Review of Bonnie Jo Campbell's American Salvage

Everything that once was clean and nice and new will eventually become tainted and broken according to Ms. Campbell’s collection of short stories. Even the stories that ended happily contained a feeling of loss, a change of perspective with an overall negative skew, or some sort of defiled innocence. In its entirety, though, I couldn’t help but accept this negativity and understand that, though these stories were gritty, they could have been worse. It’s that little glimmer of hope hidden behind the Pandora’s box of life that kept me reading page after page of this collection with an intensity that made me forget where I was and what was around me.

Do not pick up this collection if you are at all squeamish about graphic detail as Ms. Campbell has not held back where she felt description was necessary, and the stories are all the better for it. Do not pick up this book if you dislike people making fun of men, the religiously misguided, or the darker sides of human nature because Ms. Campbell does not leave those subjects alone. Do not pick up this book if you fear helplessness because there are few stories where the subject is not discussed.

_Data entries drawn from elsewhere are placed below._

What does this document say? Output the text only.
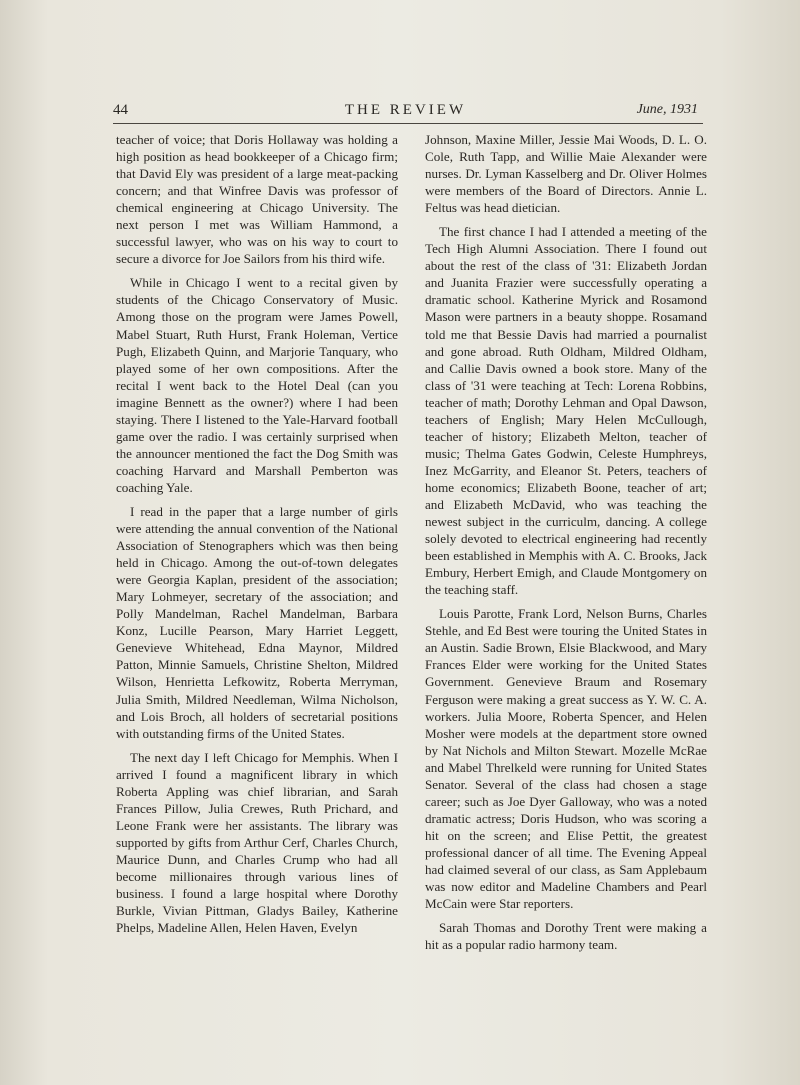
44	THE REVIEW	June, 1931

teacher of voice; that Doris Hollaway was holding a high position as head bookkeeper of a Chicago firm; that David Ely was president of a large meat-packing concern; and that Winfree Davis was professor of chemical engineering at Chicago University. The next person I met was William Hammond, a successful lawyer, who was on his way to court to secure a divorce for Joe Sailors from his third wife.

While in Chicago I went to a recital given by students of the Chicago Conservatory of Music. Among those on the program were James Powell, Mabel Stuart, Ruth Hurst, Frank Holeman, Vertice Pugh, Elizabeth Quinn, and Marjorie Tanquary, who played some of her own compositions. After the recital I went back to the Hotel Deal (can you imagine Bennett as the owner?) where I had been staying. There I listened to the Yale-Harvard football game over the radio. I was certainly surprised when the announcer mentioned the fact the Dog Smith was coaching Harvard and Marshall Pemberton was coaching Yale.

I read in the paper that a large number of girls were attending the annual convention of the National Association of Stenographers which was then being held in Chicago. Among the out-of-town delegates were Georgia Kaplan, president of the association; Mary Lohmeyer, secretary of the association; and Polly Mandelman, Rachel Mandelman, Barbara Konz, Lucille Pearson, Mary Harriet Leggett, Genevieve Whitehead, Edna Maynor, Mildred Patton, Minnie Samuels, Christine Shelton, Mildred Wilson, Henrietta Lefkowitz, Roberta Merryman, Julia Smith, Mildred Needleman, Wilma Nicholson, and Lois Broch, all holders of secretarial positions with outstanding firms of the United States.

The next day I left Chicago for Memphis. When I arrived I found a magnificent library in which Roberta Appling was chief librarian, and Sarah Frances Pillow, Julia Crewes, Ruth Prichard, and Leone Frank were her assistants. The library was supported by gifts from Arthur Cerf, Charles Church, Maurice Dunn, and Charles Crump who had all become millionaires through various lines of business. I found a large hospital where Dorothy Burkle, Vivian Pittman, Gladys Bailey, Katherine Phelps, Madeline Allen, Helen Haven, Evelyn

Johnson, Maxine Miller, Jessie Mai Woods, D. L. O. Cole, Ruth Tapp, and Willie Maie Alexander were nurses. Dr. Lyman Kasselberg and Dr. Oliver Holmes were members of the Board of Directors. Annie L. Feltus was head dietician.

The first chance I had I attended a meeting of the Tech High Alumni Association. There I found out about the rest of the class of '31: Elizabeth Jordan and Juanita Frazier were successfully operating a dramatic school. Katherine Myrick and Rosamond Mason were partners in a beauty shoppe. Rosamand told me that Bessie Davis had married a pournalist and gone abroad. Ruth Oldham, Mildred Oldham, and Callie Davis owned a book store. Many of the class of '31 were teaching at Tech: Lorena Robbins, teacher of math; Dorothy Lehman and Opal Dawson, teachers of English; Mary Helen McCullough, teacher of history; Elizabeth Melton, teacher of music; Thelma Gates Godwin, Celeste Humphreys, Inez McGarrity, and Eleanor St. Peters, teachers of home economics; Elizabeth Boone, teacher of art; and Elizabeth McDavid, who was teaching the newest subject in the curriculm, dancing. A college solely devoted to electrical engineering had recently been established in Memphis with A. C. Brooks, Jack Embury, Herbert Emigh, and Claude Montgomery on the teaching staff.

Louis Parotte, Frank Lord, Nelson Burns, Charles Stehle, and Ed Best were touring the United States in an Austin. Sadie Brown, Elsie Blackwood, and Mary Frances Elder were working for the United States Government. Genevieve Braum and Rosemary Ferguson were making a great success as Y. W. C. A. workers. Julia Moore, Roberta Spencer, and Helen Mosher were models at the department store owned by Nat Nichols and Milton Stewart. Mozelle McRae and Mabel Threlkeld were running for United States Senator. Several of the class had chosen a stage career; such as Joe Dyer Galloway, who was a noted dramatic actress; Doris Hudson, who was scoring a hit on the screen; and Elise Pettit, the greatest professional dancer of all time. The Evening Appeal had claimed several of our class, as Sam Applebaum was now editor and Madeline Chambers and Pearl McCain were Star reporters.

Sarah Thomas and Dorothy Trent were making a hit as a popular radio harmony team.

If you have, however, gotten this far and are still interested in reading
American Salvage, do so. There are very few short story authors who can grab your attention, keep it, and make you unable to put their book down. Short story collections are just not built in a manner that allows for this intensity. It is a great feat to be able to grab hold of a reader and not let go, especially through multiple story conclusions, and Ms. Campbell does it masterfully.

Beyond that there was a decidedly unique perspective inserted into each of these stories that very few writers can manage successfully, a sort of vindictiveness that, on the surface, is presented as a benign rivalry with understandable and organic progressions. Even as I thought about the interactions and tried to determine which ones were unnecessary, I found that each one straddled that cusp so precariously and cleanly that it was almost impossible to tell.

Ms. Campbell has written some incredible stories that anyone can connect to and does so without any sort of agenda or purpose beyond realism. In this way I both respect her work, her skill, and can’t but tell people about this collection.

Campbell, Bonnie Jo.
American Salvage. Detroit, Wayne State University Press: 2009.